The relatively long time frame of our study allowed us to determine whether the prevalence of NTM infection was changing over time in our CF population. While we observed increasing prevalence of documented NTM infection over the 8 years of this study, much of this increase could be accounted for by higher rates of AFB screening, and the percentage NTM positive patients among AFB screened population was relatively constant. Our data suggest that increased prevalence of NTM could reflect improved surveillance, and universal screening may be needed to effectively identify all CF patients with NTM infection. However, further investigation is needed to determine the clinical benefit of universal screening.
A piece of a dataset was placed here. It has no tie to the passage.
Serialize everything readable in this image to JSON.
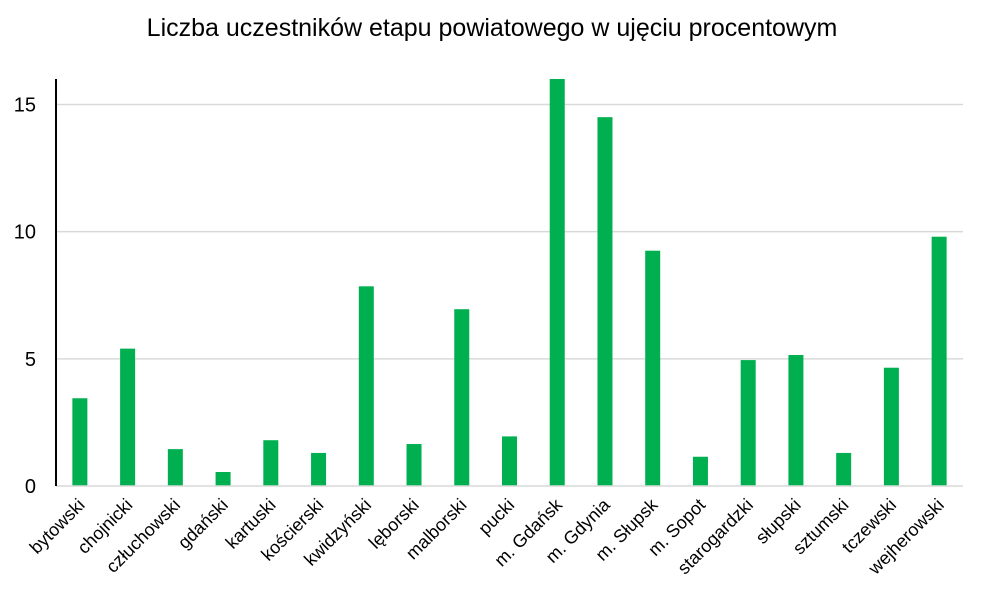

In summary, our study demonstrates that NTM are common respiratory pathogens in CF, and that chronic NTM infection is associated with clinical deterioration as measured by an increased rate of decline in FEV1. These findings further highlight the need for both effective NTM screening and further research on effective treatment modalities for those with chronic NTM infection.
DE was supported by an NIH Clinical and Translational Science Award, Grant UL1RR025747.